In the aftermath of the Covid-19 pandemic, several restrictions were imposed on film production activities. In order to inform production companies of new practices and regulations, two important documents were produced in Portugal. The first one, produced by the Portugal Film Commission, was issued in May 2020. The guidelines described met those issued by the national health authorities, stressing in particular the need for physical distancing, frequent hand washing or disinfection, and the use of individual masks. Proposals to replace seated catering with take away meals, wrapped individually, and to use disposal cutlery rather than washable, were not, however, very environmentally friendly. The second document, by APTA, was also released in May and included many of the same recommendations. APTA also suggested the use of more vehicles, as fewer people should travel together by car – in another example of contradictions between health and climate protection.

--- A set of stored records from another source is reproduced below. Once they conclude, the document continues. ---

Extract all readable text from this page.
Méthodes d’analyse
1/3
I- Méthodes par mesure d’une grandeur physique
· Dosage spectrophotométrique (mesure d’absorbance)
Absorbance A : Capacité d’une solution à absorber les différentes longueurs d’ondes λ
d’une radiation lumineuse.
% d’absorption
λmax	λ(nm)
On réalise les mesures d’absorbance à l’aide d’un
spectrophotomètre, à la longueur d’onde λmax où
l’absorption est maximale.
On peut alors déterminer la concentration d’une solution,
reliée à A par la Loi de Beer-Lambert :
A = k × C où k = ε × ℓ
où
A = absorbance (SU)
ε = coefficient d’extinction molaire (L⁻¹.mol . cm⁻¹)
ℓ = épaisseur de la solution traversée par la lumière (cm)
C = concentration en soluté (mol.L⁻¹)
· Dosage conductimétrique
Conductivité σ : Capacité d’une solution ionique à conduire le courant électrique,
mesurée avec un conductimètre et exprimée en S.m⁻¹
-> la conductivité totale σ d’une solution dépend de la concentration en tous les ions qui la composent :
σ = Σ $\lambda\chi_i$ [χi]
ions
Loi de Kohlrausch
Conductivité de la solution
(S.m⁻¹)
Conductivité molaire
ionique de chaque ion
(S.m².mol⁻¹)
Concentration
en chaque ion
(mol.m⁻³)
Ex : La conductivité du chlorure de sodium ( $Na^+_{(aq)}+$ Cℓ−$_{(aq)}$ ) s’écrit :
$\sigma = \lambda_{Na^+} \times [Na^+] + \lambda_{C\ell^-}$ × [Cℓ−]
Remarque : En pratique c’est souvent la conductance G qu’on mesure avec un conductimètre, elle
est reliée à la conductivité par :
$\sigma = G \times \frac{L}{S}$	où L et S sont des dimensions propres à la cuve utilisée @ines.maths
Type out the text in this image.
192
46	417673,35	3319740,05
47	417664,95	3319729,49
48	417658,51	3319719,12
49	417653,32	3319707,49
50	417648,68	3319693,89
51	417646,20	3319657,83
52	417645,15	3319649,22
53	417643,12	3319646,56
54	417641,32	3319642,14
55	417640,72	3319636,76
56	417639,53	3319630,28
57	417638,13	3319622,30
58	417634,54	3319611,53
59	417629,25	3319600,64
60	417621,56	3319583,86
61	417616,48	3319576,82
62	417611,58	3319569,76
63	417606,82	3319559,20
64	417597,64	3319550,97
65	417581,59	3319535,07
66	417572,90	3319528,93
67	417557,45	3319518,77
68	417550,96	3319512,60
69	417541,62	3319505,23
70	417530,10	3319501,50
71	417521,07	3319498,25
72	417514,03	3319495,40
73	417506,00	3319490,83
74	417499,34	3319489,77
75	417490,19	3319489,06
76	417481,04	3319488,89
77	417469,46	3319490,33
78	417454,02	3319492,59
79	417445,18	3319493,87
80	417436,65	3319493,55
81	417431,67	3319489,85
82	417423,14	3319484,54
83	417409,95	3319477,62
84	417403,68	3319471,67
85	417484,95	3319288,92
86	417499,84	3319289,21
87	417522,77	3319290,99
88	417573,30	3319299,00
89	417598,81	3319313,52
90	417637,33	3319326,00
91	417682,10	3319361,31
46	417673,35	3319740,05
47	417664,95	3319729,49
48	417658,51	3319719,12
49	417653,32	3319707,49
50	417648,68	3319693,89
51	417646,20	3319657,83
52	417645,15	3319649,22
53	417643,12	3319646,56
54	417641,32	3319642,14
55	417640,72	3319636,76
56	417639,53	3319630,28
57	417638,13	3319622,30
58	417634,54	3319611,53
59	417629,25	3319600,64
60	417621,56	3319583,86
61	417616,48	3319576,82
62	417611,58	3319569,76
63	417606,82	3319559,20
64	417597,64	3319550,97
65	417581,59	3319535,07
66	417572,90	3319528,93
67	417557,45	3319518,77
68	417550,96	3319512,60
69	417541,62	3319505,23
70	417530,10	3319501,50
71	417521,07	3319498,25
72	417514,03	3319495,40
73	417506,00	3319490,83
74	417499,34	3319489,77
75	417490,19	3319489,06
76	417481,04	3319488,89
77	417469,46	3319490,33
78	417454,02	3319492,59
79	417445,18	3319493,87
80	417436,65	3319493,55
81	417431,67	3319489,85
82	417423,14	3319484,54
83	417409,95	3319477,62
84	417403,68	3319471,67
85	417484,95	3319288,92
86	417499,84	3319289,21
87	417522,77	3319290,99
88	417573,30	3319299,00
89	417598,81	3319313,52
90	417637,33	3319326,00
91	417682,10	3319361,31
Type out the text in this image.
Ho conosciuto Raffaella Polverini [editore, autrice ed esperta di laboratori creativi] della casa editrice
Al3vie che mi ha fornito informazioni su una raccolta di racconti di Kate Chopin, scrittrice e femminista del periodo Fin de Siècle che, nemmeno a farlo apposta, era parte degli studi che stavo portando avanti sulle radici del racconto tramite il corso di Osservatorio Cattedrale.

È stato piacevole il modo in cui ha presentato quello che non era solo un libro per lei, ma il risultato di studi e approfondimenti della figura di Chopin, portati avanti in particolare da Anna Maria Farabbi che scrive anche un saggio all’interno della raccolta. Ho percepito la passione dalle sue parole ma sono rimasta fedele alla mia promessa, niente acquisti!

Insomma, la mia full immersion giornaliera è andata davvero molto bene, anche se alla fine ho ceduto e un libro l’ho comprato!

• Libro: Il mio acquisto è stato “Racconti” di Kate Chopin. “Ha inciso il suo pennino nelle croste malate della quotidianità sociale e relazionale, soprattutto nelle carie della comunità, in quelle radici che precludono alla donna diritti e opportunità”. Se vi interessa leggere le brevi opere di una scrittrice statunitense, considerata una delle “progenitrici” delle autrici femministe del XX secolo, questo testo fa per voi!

Interviewed on TV about the opening of the festival’s 26th edition, the director of CineEco started by noting the sanitary crisis is taking away attention from the climate emergency. A brief analysis of the guideline documents issued in May seems to suggest the same. However, as the Screen New Deal highlights, and as several scholars have been arguing, the two crises should be tackled together, and the debate about how filmmaking will adapt to the pandemic is in many ways an opportunity to focus on how filmmaking can also become more sustainable. It is vital that new health procedures, together with public policy and funding initiatives, are accompanied by tools and regulations that promote sustainability, so that the relaunch of the sector, in Portugal and across the world, is just as green as it is clean and safe.


Mariana Liz is a Research Fellow at ICS-ULisboa. She is currently an adviser for the Secretary of State for Film, Audiovisual and Media.